Face aux syndicats, M. Smith a fait part de sa volonté « d’agir vite ». Pas question pour lui de se mettre à dos la majorité des personnels de la compagnie. « Il sait très bien qu’il ne peut rien construire contre les salariés, et notamment les pilotes », plaide le président du SNPL, qui assure être prêt à jouer le jeu de la concertation directe avec le patron d’Air France.
Si les premiers pas du directeur général semblent avoir été réussis, les organisations syndicales restent sur le qui-vive. Philippe Evain se dit « raisonnablement optimiste », mais il observe que, « pour l’instant, il n’y a rien de concret ». En pratique, syndicats et direction ne sont pas encore entrés dans le cœur de la négociation.

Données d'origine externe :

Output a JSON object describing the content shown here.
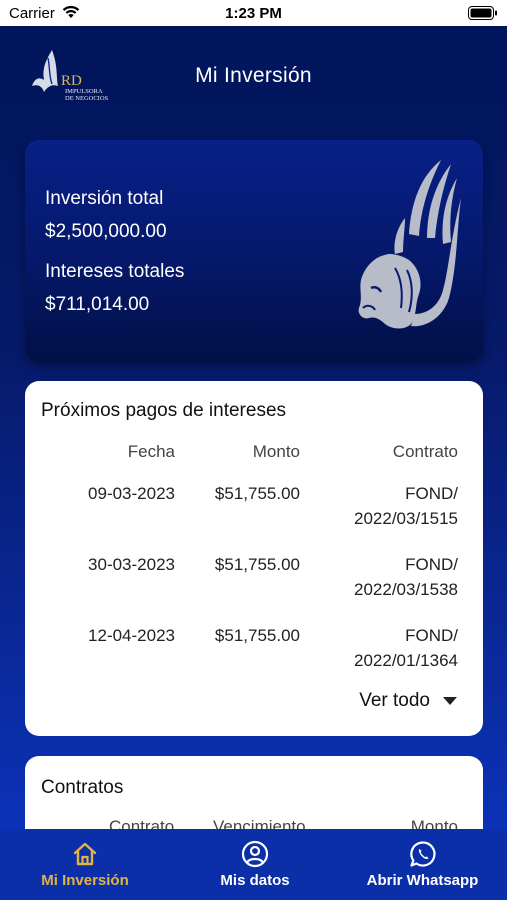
{
  "status_bar": {
    "carrier": "Carrier",
    "time": "1:23 PM"
  },
  "header": {
    "title": "Mi Inversión",
    "logo": {
      "mark": "RD",
      "line1": "IMPULSORA",
      "line2": "DE NEGOCIOS"
    }
  },
  "summary": {
    "total_investment_label": "Inversión total",
    "total_investment_value": "$2,500,000.00",
    "total_interest_label": "Intereses totales",
    "total_interest_value": "$711,014.00"
  },
  "payments": {
    "title": "Próximos pagos de intereses",
    "columns": [
      "Fecha",
      "Monto",
      "Contrato"
    ],
    "rows": [
      {
        "fecha": "09-03-2023",
        "monto": "$51,755.00",
        "contrato_1": "FOND/",
        "contrato_2": "2022/03/1515"
      },
      {
        "fecha": "30-03-2023",
        "monto": "$51,755.00",
        "contrato_1": "FOND/",
        "contrato_2": "2022/03/1538"
      },
      {
        "fecha": "12-04-2023",
        "monto": "$51,755.00",
        "contrato_1": "FOND/",
        "contrato_2": "2022/01/1364"
      }
    ],
    "see_all": "Ver todo"
  },
  "contracts": {
    "title": "Contratos",
    "columns": [
      "Contrato",
      "Vencimiento",
      "Monto"
    ]
  },
  "nav": {
    "items": [
      {
        "label": "Mi Inversión",
        "icon": "home-icon",
        "active": true
      },
      {
        "label": "Mis datos",
        "icon": "user-circle-icon",
        "active": false
      },
      {
        "label": "Abrir Whatsapp",
        "icon": "whatsapp-icon",
        "active": false
      }
    ]
  },
  "colors": {
    "active_nav": "#e3b341",
    "nav_bg": "#0a2fa8",
    "bg_top": "#00155a",
    "bg_bottom": "#0c35c4"
  }
}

L’intersyndicale attend beaucoup du nouveau patron d’Air France. « Nous lui avons réitéré le sentiment d’injustice des salariés d’Air France face aux augmentations obtenues par les personnels de KLM : 4,5 % pour les salariés et jusqu’à 13 % pour les pilotes », note le président du SNPL.
Les syndicats s’interrogent sur la marge de manœuvre de Ben Smith. Ils se demandent quelle sera l’attitude du conseil d’administration de la compagnie vis-à-vis de leurs revendications. Pendant les mois de conflit émaillés d’une quinzaine de journées de grève, certains administrateurs se sont fortement opposés à la hausse des salaires réclamée par les représentants des personnels.

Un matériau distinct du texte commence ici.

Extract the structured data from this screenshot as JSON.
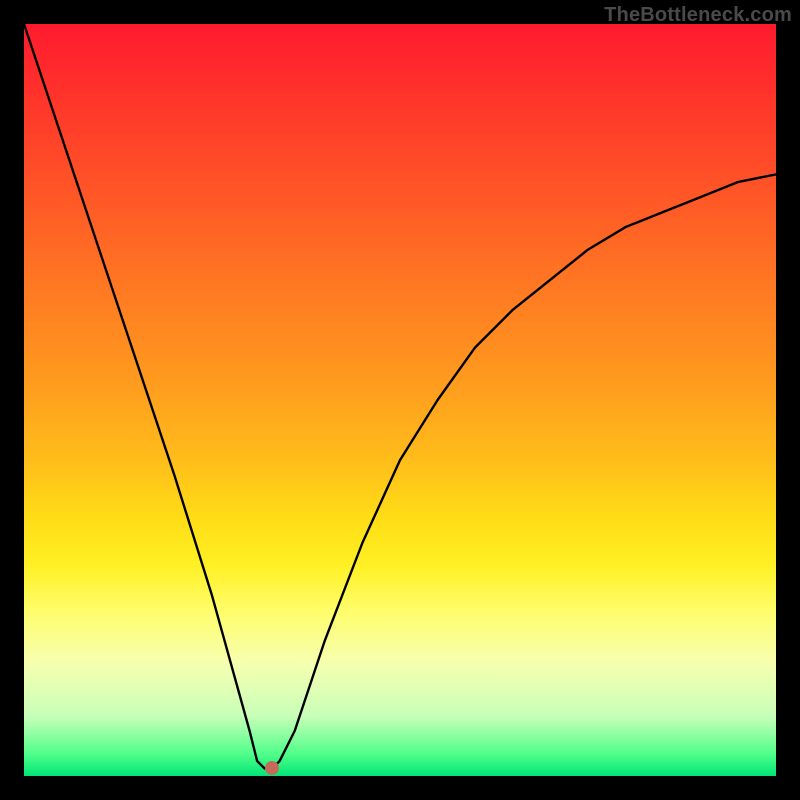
{
  "watermark": "TheBottleneck.com",
  "chart_data": {
    "type": "line",
    "title": "",
    "xlabel": "",
    "ylabel": "",
    "xlim": [
      0,
      100
    ],
    "ylim": [
      0,
      100
    ],
    "grid": false,
    "legend": false,
    "series": [
      {
        "name": "bottleneck-curve",
        "x": [
          0,
          5,
          10,
          15,
          20,
          25,
          30,
          31,
          32,
          33,
          34,
          36,
          38,
          40,
          45,
          50,
          55,
          60,
          65,
          70,
          75,
          80,
          85,
          90,
          95,
          100
        ],
        "values": [
          100,
          85,
          70,
          55,
          40,
          24,
          6,
          2,
          1,
          1,
          2,
          6,
          12,
          18,
          31,
          42,
          50,
          57,
          62,
          66,
          70,
          73,
          75,
          77,
          79,
          80
        ]
      }
    ],
    "marker": {
      "x": 33,
      "y": 1,
      "color": "#c46a5a"
    },
    "background_gradient": {
      "top": "#ff1a2e",
      "mid": "#ffde16",
      "bottom": "#00e676"
    }
  }
}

Les départs presque simultanés de M. Terner et de M. Gateau montrent que le nouveau patron du groupe a décidé d’en finir avec cette opposition de principe. Il faut dire que la grève a valu à Air France une perte sèche de 335 millions d’euros. Surtout, le directeur général ne voudra pas briser la dynamique positive retrouvée par la compagnie depuis cet été. « Juillet et août sont allés au-delà des objectifs (…) et les réservations sont bonnes jusqu’à la fin de l’année », s’est réjoui Patrick Alexandre, directeur général adjoint, chargé du commercial d’Air France-KLM, à l’occasion de l’ouverture du salon du tourisme Top Resa, mardi 25 septembre.